Accessed 8/15-15 from https://commons.wikimedia.org/wiki/File%3AAminoAcidball.svg. By GYassineMrabetTalk This vector image was created with Inkscape. (Own work). Modifications by H. Fitzgerald.

Specific Protein Catabolism Tests

Lysine Decarboxylase test.

The lysine decarboxylase test shows us if the bacteria produce the enzyme lysine decarboxylase (LDC).

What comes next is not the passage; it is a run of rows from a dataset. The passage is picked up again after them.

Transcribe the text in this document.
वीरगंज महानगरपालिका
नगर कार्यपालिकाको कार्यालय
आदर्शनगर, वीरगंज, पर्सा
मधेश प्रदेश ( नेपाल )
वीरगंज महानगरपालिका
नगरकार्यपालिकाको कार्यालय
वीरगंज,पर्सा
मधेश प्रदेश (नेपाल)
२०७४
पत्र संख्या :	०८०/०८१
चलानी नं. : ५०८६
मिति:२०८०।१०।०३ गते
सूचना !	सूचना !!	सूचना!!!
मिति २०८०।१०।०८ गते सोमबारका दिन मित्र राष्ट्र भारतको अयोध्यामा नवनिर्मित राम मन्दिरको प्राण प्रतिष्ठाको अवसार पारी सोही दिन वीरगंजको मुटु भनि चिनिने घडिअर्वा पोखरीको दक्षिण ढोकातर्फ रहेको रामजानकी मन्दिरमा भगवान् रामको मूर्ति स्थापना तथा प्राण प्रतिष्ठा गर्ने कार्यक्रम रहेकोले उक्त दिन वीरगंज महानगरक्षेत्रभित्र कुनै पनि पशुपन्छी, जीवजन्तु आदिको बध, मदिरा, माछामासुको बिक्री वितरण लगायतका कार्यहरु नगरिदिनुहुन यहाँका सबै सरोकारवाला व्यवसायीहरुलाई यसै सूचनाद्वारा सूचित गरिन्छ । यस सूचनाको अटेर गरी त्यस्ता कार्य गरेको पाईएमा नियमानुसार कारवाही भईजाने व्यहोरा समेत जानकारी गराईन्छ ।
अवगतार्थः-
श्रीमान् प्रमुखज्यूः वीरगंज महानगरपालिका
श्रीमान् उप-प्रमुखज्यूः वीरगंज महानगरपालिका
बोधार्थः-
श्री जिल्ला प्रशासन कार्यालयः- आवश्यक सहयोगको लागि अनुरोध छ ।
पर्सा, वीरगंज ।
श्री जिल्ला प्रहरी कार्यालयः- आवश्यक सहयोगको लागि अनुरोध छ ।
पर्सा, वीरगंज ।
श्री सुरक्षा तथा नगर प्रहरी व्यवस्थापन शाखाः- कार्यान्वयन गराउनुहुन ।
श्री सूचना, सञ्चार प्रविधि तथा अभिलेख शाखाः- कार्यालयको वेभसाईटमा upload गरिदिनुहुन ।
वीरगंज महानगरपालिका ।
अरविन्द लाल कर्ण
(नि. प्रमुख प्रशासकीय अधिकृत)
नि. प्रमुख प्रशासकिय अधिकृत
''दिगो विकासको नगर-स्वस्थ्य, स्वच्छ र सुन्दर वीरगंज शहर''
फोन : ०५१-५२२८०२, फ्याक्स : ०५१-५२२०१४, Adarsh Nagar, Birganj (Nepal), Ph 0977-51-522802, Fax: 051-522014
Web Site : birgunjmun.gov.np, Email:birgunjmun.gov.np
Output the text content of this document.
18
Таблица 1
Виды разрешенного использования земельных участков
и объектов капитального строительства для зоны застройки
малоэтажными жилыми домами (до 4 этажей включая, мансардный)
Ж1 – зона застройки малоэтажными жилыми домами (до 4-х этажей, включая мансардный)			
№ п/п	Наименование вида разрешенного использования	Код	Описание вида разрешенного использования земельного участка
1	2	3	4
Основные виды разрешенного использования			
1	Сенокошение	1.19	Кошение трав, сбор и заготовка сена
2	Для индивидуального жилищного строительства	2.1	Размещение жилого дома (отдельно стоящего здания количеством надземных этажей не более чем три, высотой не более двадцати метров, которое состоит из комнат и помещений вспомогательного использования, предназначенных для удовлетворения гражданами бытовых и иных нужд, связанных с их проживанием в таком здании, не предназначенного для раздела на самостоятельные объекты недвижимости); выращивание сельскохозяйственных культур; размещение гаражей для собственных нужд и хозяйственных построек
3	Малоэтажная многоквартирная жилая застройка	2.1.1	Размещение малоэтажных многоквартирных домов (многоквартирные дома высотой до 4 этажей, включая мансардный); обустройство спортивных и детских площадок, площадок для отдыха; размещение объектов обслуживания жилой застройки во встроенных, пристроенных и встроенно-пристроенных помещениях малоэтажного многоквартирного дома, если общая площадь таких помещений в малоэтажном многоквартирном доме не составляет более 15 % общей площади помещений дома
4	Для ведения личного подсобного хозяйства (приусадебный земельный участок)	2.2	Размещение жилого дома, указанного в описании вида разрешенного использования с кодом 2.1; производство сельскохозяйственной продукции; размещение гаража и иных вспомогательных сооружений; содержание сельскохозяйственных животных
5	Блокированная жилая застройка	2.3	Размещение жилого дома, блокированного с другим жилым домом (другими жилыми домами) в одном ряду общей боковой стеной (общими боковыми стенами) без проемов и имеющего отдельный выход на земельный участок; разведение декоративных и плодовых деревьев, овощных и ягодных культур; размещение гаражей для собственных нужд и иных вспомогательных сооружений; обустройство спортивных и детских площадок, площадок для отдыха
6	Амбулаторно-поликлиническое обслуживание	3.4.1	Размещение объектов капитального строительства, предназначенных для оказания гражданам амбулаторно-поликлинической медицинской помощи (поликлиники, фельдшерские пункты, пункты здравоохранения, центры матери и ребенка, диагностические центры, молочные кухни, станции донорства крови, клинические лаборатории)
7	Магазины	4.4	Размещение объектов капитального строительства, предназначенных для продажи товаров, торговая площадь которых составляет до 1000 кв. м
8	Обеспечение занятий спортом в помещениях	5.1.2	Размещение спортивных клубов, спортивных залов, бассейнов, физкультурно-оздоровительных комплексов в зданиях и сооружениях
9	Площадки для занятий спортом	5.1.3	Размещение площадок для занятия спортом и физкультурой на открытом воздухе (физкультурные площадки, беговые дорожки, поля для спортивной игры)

Lysine decarboxylase cleaves the carboxyl group from the amino acid lysine (located on a protein) and produces the breakdown product cadaverine. Cadaverine has a strong odor that is commonly associated with rotting animal carcasses (cadavers!).

The differential agent in the LDC test is the amino acid lysine and the pH indicator is Bromocresol purple. When LDC is present conditions become basic (high pH) and Bromocresol purple becomes purplish (a positive test result). When LDC is absent, the media turns yellow (pH less than 6.8; low pH). Uninoculated media is a brownish/purple color. Glucose and peptones are also in the media.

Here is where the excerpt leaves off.